小浜逸郎ライブラリ 小浜逸郎の過去の評論を掲載


掲載誌:Voice
(2002年02月号)

されど喪中はがき

  新年早々、抹香臭い話題になることをお許し願いたい。

  身内に不幸があったので、喪中はがきを相当数書かなくてはならなかった。年賀状書きの場合でもみんな経験していることだろうが、住所録や前年の賀状を傍らに置きながら、この人には出そうか出すまいか、一言書き添えるか何も書かないで済ませるか、この人にはどういう文言を送るのがふさわしいかなど、けっこう真剣な迷いに翻弄されるものだ。かなりの時間と精力を要求されるので、やっているうちに疲れが出てきて、つい「やらなくったって、べつにどうということはない。この慣習、だれかがいちやめたと宣言してくれないものか」などと独りぶつくさ愚痴ってみたりする。でも、やっぱりこの浮世の慣習には、侮れない意味があると思い直して、結局自分なりの妥協線を何本も引きながら、なんとかワンセットを作りあげ、ほうとため息をつく仕儀となった。たかが喪中はがき、されど喪中はがき。

  儀礼的な慣習の侮れない意味ーーいったいその底のところには何があるのだろうか。いろんなものが入り込んでいて一言で言うのは難しいが、あえて定義するなら、儀礼行為とは、公私両面にわたる自分のアイデンティティが試される場なのだと思う。

  私たち日本人は、いまかなり寛容な世界に住んでいる。ムラ社会的な世間の目やしきたりを互いに気にし合いつつ生きてきた日本人の生活感覚は、都市社会の成熟とともにずいぶん変質し、「やるもやらぬも本人の勝手次第。迷惑さえかけなければ、いちいち後ろ指を指されることを恐れる必要はない」という個人主義が浸透している。
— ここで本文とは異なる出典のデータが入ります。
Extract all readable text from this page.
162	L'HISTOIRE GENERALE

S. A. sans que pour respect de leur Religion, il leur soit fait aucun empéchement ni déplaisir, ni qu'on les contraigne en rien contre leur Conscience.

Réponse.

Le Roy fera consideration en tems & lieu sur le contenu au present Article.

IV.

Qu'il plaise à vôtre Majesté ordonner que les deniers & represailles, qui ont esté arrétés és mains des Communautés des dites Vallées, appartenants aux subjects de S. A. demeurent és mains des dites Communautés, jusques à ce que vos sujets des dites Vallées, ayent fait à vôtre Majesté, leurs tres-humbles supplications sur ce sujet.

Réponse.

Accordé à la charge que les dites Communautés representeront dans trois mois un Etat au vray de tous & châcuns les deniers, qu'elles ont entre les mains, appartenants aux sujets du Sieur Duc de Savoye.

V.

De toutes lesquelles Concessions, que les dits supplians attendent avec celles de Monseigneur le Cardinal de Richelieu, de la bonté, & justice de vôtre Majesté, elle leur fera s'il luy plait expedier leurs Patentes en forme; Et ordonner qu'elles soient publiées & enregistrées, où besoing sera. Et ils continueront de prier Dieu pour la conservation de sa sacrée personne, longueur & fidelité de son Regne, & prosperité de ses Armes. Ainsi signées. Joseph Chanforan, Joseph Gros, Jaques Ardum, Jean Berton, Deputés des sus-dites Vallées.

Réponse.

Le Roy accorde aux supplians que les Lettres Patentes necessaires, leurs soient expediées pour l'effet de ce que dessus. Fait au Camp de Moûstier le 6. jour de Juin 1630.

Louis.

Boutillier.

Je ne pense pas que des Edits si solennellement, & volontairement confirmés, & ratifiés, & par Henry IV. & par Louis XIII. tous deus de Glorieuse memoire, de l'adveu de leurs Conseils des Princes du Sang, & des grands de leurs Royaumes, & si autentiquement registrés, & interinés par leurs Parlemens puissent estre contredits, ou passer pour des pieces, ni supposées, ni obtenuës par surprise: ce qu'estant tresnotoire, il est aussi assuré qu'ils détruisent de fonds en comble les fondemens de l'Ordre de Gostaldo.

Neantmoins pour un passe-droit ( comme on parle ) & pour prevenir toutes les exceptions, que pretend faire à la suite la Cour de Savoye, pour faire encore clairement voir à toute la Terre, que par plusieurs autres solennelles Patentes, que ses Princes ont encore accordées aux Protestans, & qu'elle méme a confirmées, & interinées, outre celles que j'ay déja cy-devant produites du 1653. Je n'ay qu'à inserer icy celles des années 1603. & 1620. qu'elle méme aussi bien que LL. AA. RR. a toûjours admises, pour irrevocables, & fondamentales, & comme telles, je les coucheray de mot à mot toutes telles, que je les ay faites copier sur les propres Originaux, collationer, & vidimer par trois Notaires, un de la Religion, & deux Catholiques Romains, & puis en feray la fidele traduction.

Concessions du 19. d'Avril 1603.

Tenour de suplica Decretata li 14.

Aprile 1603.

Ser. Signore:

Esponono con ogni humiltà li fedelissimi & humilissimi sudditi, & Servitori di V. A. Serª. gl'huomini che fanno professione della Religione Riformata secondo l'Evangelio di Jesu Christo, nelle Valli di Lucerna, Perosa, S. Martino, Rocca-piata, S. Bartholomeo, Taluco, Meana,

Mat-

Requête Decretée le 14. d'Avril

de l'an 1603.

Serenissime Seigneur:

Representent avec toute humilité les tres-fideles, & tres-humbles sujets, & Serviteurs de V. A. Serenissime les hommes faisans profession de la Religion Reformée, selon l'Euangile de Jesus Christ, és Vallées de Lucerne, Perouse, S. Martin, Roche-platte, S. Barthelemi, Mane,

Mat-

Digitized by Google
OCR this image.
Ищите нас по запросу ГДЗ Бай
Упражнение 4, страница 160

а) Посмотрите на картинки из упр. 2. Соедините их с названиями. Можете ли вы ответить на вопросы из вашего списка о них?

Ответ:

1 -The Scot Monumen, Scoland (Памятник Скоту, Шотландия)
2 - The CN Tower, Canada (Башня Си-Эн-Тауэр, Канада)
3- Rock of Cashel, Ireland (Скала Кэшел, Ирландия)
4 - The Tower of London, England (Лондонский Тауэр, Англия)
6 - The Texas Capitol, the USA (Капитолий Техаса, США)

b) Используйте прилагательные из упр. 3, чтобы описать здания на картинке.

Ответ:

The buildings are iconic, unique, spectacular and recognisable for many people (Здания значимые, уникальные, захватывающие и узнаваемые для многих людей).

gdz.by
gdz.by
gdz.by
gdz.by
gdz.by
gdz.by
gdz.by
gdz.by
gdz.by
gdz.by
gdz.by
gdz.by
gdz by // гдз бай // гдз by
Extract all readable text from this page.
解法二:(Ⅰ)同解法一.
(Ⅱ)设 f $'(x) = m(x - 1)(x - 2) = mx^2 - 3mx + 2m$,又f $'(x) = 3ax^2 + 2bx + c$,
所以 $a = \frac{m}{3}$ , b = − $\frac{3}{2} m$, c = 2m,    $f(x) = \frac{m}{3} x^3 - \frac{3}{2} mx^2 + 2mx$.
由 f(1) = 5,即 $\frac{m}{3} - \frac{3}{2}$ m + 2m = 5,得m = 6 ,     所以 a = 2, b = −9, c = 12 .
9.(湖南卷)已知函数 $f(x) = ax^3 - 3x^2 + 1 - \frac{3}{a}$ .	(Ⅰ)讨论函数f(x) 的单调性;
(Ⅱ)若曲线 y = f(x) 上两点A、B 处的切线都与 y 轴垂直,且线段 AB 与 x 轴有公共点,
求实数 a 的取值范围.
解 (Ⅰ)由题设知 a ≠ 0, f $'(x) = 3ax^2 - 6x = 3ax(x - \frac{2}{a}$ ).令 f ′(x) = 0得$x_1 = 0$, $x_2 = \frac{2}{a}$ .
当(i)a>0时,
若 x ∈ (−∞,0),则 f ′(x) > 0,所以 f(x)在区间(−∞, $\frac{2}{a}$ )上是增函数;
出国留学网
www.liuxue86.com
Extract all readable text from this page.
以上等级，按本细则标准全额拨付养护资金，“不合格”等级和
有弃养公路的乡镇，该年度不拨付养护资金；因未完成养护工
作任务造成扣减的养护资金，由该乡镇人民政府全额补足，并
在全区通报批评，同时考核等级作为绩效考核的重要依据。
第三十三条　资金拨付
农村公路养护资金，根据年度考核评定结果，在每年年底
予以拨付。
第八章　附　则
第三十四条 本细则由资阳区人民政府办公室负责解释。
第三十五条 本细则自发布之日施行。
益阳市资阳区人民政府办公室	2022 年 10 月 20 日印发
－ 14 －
たとえば冠婚葬祭のやり方、勤務時間や服装、隣人とのつきあいなど。

  しかし同時にこのことは、対人関係における「自己決定」の機会を増やし、その分だけ、決断に関わる不安を個人のなかに作り出しているといってよい。というのも、まったく無限定な意味での「個人の自由」といった理念は、この世の実生活においては、具体的に実現されることはあり得ず、たとえ「個人主義」がいくら浸透したとしても、人間が生活していくということは、身体や情緒や理知を絶えず他者への表現として投げかけつつ、相互に影響を及ぼし合うことを本質的な条件として含んでいるからだ。つまり個人主義の浸透によって「世間」は放逐されたのではなく、ただ地縁性、土着性から離陸して、よりヴァーチャルでありながらなおリアルなものとしてその領域を拡大したにすぎない。

  儀礼的な慣習は、現代社会では、一見、他者への強いられた「おつきあい」という側面だけで意識化されがちである。しかしじつは、賀状交換のような一つの形式的なうつわを使って、私たちは、現在の「私」の社会的なありようそのものを再確認し、また同時に、それを部分的に壊したり作り替えたりして再編成しているのである。

  このことは、実際に手を染めてみて、その経験をよくなぞりなおしてみればすぐ実感できる。だれには書き、だれには書かず、だれにはこの程度のお知らせで済ませ、だれにはもう少し踏み込んだ表現を用い、だれには深い情緒の共有を訴えるーーこうした繊細で複雑な判断を使い分ける言語行為は、直ちに、自分自身の社会的人格がどのようなものとしてあるか、またありたいと思っているかという問いとなって撥ね返ってくる。

  言葉をかけることによって、相手の存在をある具体的な仕方で認めること、それは同時に、自分が相手にどのような存在として承認されるかを(さしあたり、ただ一方的なかたちで)問いかけることである。そして、その承認のされ方が手応えとして実際に返ってくるとき、初めて「私」の人格が具体的なかたちとなって成立するのである。

  いうまでもなく、賀状交換や喪中はがきは、単なる一つの機会、些細といえば些細な機会にすぎない。私はここで、ある特定の儀礼的行為の大切さを説いているのではない。いわゆる「虚礼廃止」を堂々と実行している人のある種の強さを私は羨望しているくらいである。その人はそんなことをしなくても別の仕方でおのれの人格を立てているにちがいない。それはそれでいっこうにかまわないと思う。

  私が説きたかったのは、特定の儀礼的行為の「大切さ」ではなく、その行為が象徴的に表現している人間論的な「意味」についてである。

  どんなに儀礼的行為を簡素に切りつめたり放棄したりしても、人は、何らかの「挨拶」的行動から自由になることは不可能である。なぜならば、対人関係を抜き去った「私」とは、ただ頭の中で作られただけの空虚な観念にすぎないからだ。